On Friday, crowds swarmed through the doors of the Macy's department store in Manhattan when it opened at 6am (1100 GMT) after a symbolic countdown.
Consumers said they were not only looking for deals but happy to soak up the festive atmosphere.
"It's Black Friday, and there's great sales. And there's no place better than Manhattan to go shopping at Christmas time," said shopper Sandee Foster, 74.
Another customer, Cristina Carradero, 30, said it was a tradition to go Black Friday shopping with her mother.
Carradero, who is from Puerto Rico, added: "We're just having, like, a different kind of version here in New York."
But e-commerce giant Amazon was hit by strikes at various locations in Britain, Germany and Italy during the annual shopping extravaganza, as workers demand higher wages and better conditions.
- Heavy traffic -
Forecasters expect heavy consumer traffic, with the National Retail Federation (NRF) predicting more than 182 million consumers will shop in stores and online over the weekend.
That turnout -- equal to more than half the US population -- would top last year's level by 16 million and constitute a record since the trade group began tracking the period in 2017.
While Black Friday itself remains crucial, stores have been offering deals for weeks, marketing Black Friday sales earlier and earlier in October.
The bargains reflect hyper competition among retailers trying to win over consumers inundated with offers in digital spaces.
"Consumers will not sit out, but they will spend less," said Randy Allen, senior lecturer at Cornell University's SC Johnson College of Business.
"Retailers are concerned," Allen added.
Some shoppers will hold off on major purchases until closer to Christmas.
For those fixated on snagging the best deals, "it likely pays to hit the snooze button," advised a Wall Street Journal article. It cited experts who recommended waiting until December for bigger markdowns.
- Picky consumers -
Especially hot items this holiday season include mainstays such as Lego and Hot Wheels, along with Barbie, which is still basking in the afterglow of this summer's blockbuster movie.
Game consoles remain in demand, along with Meta Quest 3, a virtual reality headset, new iPhones and tablets.
With lingering inflation for groceries and other staples, many shoppers will buy items only if they are on sale.
"The shopper will be looking for items they really want and need, rather than simply buying lots of things on impulse," said Neil Saunders, managing director of GlobalData. "That's not necessarily a good thing for retailers."
Saunders said retailers "are carefully targeting discounts to certain items" instead of "having a promotional free-for-all."
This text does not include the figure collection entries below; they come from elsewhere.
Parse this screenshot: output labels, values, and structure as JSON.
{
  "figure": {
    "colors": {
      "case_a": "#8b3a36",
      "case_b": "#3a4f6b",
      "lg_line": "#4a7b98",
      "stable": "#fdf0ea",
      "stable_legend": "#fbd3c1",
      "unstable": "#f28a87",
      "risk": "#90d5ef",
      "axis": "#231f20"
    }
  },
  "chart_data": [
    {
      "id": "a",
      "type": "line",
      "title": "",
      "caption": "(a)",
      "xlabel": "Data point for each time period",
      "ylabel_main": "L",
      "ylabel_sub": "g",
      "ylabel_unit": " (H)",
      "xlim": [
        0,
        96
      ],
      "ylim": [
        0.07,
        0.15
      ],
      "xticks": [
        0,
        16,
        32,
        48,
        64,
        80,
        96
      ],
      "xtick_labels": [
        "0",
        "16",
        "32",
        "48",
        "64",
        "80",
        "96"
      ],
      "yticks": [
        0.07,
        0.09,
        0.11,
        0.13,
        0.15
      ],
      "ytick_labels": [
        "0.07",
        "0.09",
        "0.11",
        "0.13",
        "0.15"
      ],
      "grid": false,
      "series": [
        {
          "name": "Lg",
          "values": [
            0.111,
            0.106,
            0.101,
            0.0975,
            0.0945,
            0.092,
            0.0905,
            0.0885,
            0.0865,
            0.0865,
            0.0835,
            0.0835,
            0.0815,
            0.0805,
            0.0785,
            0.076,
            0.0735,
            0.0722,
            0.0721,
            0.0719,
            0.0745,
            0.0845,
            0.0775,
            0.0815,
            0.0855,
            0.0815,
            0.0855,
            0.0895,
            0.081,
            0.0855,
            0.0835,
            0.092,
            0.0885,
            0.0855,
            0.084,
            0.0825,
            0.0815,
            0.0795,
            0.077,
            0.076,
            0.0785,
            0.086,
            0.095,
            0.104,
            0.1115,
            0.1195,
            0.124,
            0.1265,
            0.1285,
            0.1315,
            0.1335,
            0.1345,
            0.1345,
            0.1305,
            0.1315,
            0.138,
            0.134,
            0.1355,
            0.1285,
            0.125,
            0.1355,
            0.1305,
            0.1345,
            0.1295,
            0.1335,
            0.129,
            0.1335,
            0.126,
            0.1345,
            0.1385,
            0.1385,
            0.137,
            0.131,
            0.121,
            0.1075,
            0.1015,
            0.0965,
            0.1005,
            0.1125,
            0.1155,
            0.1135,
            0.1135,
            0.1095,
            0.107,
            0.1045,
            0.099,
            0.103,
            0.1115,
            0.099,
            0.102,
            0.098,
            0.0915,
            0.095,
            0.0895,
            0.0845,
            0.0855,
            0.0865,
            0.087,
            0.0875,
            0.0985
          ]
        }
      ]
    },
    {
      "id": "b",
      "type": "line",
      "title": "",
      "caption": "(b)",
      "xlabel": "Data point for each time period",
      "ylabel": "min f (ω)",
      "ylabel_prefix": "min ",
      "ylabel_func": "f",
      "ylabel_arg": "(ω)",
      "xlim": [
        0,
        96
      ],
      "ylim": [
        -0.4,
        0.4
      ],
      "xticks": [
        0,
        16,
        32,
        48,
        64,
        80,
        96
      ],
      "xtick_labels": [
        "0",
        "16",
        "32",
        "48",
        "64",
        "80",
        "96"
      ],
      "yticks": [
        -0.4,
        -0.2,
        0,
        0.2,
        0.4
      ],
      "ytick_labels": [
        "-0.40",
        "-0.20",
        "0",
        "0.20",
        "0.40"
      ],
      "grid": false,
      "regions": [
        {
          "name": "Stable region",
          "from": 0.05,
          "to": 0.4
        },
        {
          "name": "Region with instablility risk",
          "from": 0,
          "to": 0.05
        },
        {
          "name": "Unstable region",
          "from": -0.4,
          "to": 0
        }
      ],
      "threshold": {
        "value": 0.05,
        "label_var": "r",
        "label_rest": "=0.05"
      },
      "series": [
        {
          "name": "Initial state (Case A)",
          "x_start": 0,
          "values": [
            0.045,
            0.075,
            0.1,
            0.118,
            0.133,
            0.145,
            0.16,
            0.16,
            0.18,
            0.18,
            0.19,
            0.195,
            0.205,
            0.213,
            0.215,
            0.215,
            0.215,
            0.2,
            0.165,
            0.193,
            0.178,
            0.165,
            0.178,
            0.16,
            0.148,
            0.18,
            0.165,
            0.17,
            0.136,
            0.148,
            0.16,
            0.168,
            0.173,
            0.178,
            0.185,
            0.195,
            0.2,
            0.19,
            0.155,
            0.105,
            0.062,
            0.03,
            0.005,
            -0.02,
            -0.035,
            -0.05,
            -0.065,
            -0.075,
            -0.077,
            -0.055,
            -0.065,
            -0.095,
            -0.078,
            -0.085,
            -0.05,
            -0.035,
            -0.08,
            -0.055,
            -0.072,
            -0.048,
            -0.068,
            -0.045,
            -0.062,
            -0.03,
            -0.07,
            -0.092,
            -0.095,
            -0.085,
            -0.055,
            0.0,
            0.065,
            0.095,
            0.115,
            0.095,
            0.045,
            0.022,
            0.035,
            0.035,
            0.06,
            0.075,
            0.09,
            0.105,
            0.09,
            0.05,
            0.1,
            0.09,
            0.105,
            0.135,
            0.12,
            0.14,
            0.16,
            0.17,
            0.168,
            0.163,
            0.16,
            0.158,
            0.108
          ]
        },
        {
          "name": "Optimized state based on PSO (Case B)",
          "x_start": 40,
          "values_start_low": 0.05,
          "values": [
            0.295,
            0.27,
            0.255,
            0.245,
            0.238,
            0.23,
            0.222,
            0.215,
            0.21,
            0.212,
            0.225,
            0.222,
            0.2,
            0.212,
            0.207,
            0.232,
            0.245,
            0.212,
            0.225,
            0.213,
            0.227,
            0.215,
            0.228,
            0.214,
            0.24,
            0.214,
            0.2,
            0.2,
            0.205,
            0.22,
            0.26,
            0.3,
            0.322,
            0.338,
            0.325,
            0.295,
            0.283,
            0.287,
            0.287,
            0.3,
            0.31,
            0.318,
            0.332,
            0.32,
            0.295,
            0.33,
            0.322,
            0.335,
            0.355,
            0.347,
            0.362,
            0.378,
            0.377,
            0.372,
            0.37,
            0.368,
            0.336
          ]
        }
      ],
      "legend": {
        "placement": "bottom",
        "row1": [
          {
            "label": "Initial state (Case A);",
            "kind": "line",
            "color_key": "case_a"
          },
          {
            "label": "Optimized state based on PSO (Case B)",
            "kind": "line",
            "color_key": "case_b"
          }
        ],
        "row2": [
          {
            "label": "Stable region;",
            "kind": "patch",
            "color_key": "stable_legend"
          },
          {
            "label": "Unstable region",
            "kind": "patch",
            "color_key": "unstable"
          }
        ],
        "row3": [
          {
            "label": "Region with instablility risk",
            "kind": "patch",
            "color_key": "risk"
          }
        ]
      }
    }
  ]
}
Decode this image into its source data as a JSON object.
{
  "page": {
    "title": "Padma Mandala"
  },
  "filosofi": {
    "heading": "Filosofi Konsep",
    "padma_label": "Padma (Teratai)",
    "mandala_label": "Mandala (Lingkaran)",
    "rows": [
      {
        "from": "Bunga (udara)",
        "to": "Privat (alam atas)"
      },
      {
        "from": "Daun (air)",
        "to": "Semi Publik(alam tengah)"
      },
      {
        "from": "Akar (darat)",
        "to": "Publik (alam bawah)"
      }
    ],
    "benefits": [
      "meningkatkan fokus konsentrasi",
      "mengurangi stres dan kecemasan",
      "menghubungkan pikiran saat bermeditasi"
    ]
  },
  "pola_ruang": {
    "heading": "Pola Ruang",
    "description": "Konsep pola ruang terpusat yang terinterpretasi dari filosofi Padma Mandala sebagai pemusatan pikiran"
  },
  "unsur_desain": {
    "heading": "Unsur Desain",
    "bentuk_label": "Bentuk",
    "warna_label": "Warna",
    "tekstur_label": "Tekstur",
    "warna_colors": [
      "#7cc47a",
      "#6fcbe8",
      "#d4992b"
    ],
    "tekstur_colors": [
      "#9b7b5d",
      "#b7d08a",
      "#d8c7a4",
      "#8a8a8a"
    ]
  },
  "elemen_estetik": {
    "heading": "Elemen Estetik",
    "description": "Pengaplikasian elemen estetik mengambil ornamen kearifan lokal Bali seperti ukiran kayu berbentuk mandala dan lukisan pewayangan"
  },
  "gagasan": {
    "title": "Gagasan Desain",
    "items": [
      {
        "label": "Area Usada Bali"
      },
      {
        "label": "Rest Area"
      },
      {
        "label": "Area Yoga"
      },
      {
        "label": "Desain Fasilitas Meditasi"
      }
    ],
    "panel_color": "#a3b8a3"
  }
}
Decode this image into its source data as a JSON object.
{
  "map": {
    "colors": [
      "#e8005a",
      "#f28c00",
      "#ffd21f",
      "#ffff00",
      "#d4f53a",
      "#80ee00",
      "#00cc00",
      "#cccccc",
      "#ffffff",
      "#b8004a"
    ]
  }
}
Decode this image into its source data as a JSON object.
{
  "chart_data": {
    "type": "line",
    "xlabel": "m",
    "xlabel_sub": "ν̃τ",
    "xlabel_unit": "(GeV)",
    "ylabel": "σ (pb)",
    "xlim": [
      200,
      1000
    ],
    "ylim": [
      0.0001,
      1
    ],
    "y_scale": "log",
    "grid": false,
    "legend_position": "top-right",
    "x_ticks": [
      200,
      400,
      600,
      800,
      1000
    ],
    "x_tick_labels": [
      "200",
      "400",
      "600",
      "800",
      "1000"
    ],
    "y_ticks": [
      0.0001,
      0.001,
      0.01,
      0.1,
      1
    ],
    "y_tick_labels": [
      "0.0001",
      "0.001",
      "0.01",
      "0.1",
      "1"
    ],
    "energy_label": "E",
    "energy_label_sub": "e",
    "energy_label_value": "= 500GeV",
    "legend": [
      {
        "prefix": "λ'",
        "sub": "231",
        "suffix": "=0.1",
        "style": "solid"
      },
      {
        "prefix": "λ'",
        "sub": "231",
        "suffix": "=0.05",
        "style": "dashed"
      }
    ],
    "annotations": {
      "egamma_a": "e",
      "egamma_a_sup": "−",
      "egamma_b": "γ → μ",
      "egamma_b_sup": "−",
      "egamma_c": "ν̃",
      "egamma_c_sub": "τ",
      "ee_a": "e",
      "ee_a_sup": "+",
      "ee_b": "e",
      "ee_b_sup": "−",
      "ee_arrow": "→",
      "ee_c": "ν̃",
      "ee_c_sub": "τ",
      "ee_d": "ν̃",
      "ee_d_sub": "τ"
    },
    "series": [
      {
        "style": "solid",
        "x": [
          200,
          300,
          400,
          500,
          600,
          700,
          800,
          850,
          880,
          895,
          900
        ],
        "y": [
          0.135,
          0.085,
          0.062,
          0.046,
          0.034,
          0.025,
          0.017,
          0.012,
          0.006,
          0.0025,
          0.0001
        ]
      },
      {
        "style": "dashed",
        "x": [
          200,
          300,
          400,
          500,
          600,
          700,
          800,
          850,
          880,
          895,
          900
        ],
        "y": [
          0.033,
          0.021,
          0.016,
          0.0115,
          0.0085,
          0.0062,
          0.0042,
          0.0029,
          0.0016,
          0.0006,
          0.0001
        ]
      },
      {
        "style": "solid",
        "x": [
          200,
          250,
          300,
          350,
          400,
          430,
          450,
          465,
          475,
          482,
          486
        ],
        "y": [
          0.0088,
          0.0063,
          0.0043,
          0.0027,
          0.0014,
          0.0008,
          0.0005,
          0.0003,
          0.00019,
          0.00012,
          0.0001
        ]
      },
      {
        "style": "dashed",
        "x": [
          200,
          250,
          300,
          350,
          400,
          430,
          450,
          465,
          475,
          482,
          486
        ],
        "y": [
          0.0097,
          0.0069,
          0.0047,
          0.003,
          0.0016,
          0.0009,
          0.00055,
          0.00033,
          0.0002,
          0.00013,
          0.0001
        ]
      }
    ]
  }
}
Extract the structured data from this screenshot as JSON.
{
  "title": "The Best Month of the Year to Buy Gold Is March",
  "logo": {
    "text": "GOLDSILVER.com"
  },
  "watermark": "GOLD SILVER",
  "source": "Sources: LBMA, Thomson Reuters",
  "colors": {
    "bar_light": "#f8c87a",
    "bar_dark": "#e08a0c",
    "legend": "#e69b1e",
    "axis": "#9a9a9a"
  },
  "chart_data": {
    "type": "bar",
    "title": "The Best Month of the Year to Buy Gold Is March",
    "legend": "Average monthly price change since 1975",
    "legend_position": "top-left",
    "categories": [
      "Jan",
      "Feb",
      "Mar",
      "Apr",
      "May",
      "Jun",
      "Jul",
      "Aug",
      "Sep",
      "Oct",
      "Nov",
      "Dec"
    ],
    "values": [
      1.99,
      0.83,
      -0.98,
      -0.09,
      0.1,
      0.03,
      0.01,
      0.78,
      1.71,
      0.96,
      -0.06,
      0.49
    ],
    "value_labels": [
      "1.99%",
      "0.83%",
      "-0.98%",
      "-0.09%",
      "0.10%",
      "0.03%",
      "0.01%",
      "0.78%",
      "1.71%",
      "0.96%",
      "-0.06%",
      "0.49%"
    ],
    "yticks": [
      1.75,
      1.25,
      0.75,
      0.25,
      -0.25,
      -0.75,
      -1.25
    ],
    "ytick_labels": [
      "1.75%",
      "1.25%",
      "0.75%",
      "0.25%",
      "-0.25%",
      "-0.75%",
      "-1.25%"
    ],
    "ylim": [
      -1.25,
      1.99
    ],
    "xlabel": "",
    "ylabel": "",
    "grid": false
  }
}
Economic pundits have worried for months that the US economy could slip into recession. Instead, commentators have repeatedly been impressed by the resilience of US consumers.
- Higher interest costs -
The NRF has projected overall holiday sales growth of between three and four percent, which would mark a return to the pre-pandemic trend of more modest increases.
While inflation has slowed from a year ago, interest rates remain at their highest level in some 22 years following a string of rate hikes by the Federal Reserve. That can lead to punishing interest costs if consumers don't pay off their credit cards.
Households have less excess cash compared with a year ago following pandemic relief programs. Also those with student loans are back on the hook for interest payments after a moratorium expired.
While consumers have been bolstered by a strong job market that has kept unemployment under four percent, Allen pointed to recent layoffs and meager bonuses in some high-paying industries.
These include consulting, banking and technology, "masking" vulnerabilities and potentially weighing on sales.